The need for reoperation ranges from 0.17-10% (2). Mustarde refers to the results of 600 cases of PEs in a twenty-year period, applying the method he invented. It therefore was found that reoperation was required in only 10 cases (0.12%) (22). Calder and Naasan treated 562 cases with anterior access and had 45 relapses (8%) (30).

Niamtu considers that posterior access has an advantage over anterior access due to the reduced risk of complications such as skin necrosis or hematoma, but lags behind in maintaining the surgical outcome (17). He found that the newly formed neo- antihelix was lost in 24% of patients who underwent the Mustarde technique.

On the contrary, only in 10% of patients treated according to the principles of the Chongchet technique recurred. Regarding the increased impact of reoperation of the subgroup that underwent the Mustarde technique, ie 24% versus 11.76% of our study, we estimate that the combination initially of the cartilage cross section and then the stabilization of its fold with sutures ensures its prevention and the maintenance of the neo- antihelix. In other words, we consider the thinning or the cross-section of the cartilage before its folding as an essential parameter for the formation of a stable neo- antihelix. As a second important parameter regarding the maintenance of the result, we consider that it is the typical application of the technique described by Davis by removing the excess concha in the shape of a nephroid and then by fixing the reduced concha in the periosteum of the respective mastoid process (29,31,32).

The opposite conclusions, as shown in Table 3 regarding the possibility of developing complications, were reached by Esharri San Martin et al while dealing with 25 cases of PEs, of which in 11 they performed posterior (group A) and in 14 anterior access (group B) (29).

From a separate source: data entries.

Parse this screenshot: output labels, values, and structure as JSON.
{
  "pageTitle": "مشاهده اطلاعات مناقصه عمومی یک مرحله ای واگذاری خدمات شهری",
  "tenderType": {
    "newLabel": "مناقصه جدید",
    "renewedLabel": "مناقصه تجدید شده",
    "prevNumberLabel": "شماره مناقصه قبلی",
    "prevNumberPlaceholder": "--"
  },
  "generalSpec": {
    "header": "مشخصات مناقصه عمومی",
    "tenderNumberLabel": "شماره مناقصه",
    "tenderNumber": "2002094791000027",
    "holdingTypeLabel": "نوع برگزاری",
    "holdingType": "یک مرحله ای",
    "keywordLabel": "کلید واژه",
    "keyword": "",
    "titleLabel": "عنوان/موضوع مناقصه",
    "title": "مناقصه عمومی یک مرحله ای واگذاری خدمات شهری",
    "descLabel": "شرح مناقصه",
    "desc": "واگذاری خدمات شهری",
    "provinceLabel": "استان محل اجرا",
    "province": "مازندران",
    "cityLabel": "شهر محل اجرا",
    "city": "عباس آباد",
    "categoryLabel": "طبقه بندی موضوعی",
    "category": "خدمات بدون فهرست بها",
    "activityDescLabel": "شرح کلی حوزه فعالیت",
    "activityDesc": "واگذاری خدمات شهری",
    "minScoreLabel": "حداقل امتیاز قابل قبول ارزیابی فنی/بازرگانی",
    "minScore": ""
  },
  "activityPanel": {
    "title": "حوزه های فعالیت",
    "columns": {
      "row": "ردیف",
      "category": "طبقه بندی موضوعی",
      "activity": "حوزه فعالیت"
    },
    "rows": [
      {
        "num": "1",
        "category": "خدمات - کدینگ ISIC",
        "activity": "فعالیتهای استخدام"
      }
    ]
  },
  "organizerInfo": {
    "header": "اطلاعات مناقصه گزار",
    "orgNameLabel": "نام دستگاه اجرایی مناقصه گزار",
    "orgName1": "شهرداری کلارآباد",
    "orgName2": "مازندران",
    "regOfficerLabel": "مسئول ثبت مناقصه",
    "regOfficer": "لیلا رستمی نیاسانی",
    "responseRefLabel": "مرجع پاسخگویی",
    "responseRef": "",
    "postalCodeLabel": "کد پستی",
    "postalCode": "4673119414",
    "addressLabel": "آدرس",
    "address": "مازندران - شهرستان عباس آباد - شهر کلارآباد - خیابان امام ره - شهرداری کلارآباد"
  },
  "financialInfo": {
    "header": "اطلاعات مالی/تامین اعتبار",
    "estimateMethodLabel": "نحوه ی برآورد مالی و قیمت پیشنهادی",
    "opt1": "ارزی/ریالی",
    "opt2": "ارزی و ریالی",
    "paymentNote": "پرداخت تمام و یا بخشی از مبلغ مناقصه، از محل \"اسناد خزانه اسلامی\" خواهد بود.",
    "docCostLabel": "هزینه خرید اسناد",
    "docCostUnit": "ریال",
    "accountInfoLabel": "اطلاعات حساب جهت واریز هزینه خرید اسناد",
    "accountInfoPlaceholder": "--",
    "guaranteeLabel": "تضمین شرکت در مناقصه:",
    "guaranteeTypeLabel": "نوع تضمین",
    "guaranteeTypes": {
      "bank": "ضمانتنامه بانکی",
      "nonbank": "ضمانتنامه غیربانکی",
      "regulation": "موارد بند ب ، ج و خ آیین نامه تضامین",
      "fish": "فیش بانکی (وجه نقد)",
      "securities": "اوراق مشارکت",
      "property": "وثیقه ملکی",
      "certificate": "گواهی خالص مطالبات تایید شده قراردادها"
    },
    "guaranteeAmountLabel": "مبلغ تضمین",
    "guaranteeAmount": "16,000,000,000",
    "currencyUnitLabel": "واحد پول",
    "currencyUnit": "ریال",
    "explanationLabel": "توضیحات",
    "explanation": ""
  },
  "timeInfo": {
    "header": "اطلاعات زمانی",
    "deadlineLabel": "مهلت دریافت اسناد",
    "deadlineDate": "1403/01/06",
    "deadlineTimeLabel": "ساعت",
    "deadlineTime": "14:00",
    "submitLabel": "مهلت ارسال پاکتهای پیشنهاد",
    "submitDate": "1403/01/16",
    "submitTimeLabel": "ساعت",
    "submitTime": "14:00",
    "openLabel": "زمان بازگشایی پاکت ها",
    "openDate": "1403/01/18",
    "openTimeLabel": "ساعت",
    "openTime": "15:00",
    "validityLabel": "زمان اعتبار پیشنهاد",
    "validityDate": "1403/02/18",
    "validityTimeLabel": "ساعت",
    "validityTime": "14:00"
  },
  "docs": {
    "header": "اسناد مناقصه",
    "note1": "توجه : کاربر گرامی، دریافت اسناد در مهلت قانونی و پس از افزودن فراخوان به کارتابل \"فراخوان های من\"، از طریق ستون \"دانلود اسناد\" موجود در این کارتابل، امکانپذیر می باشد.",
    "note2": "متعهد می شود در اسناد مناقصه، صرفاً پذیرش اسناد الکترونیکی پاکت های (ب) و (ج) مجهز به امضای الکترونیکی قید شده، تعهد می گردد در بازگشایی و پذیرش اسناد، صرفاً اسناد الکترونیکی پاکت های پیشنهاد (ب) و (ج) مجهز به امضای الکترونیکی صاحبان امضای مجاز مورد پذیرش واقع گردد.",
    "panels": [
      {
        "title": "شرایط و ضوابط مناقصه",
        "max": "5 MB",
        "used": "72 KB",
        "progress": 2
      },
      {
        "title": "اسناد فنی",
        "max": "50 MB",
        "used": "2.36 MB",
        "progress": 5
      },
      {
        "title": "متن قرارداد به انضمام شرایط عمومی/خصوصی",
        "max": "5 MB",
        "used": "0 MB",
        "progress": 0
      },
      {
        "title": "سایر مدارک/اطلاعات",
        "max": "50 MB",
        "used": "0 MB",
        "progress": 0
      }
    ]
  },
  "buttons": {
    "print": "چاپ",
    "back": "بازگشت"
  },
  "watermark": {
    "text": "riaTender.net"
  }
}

In 2/17 cases of our study (11.76%) the sutures were externalized, while based on the report of Esharri San Martin et al the corresponding percentage was 21%. We did not find that suture externalization is associated with loss of surgical outcome in neither of the cases (29,33). Shehab El-Din treated 23 patients with PEs with posterior access. The only difference from the technique we applied is that they thinned the cartilage instead of applying the cross section, while they found externalization of the sutures in 2/23 patients (8.69%) (34). They associated this complication with the resulting loss of the formed antihelix respectively to the upper pole of the pinna (36). We believe that the delayed manifestation of this complication has a less aggravating correlation with the development of recurrence.



Based on the experience gained and the data of the extensive revision of the relevant literature, we came to the following findings:

  • By familiarizing a skilled and experienced surgeon with most of the described techniques for the management of PEs, he is given the opportunity to choose - individually - the most appropriate technique or combination of techniques, in order to give an optimal aesthetic result, minimizing the possibility of complications.
  • We believe that the posterior access is equally safe compared to the anterior, but it has an advantage over it in achieving an optimal aesthetic result.
  • With the application of the combination of Chongchet and Davis techniques, an excellent and stable result is safely rendered, from an aesthetic point of view.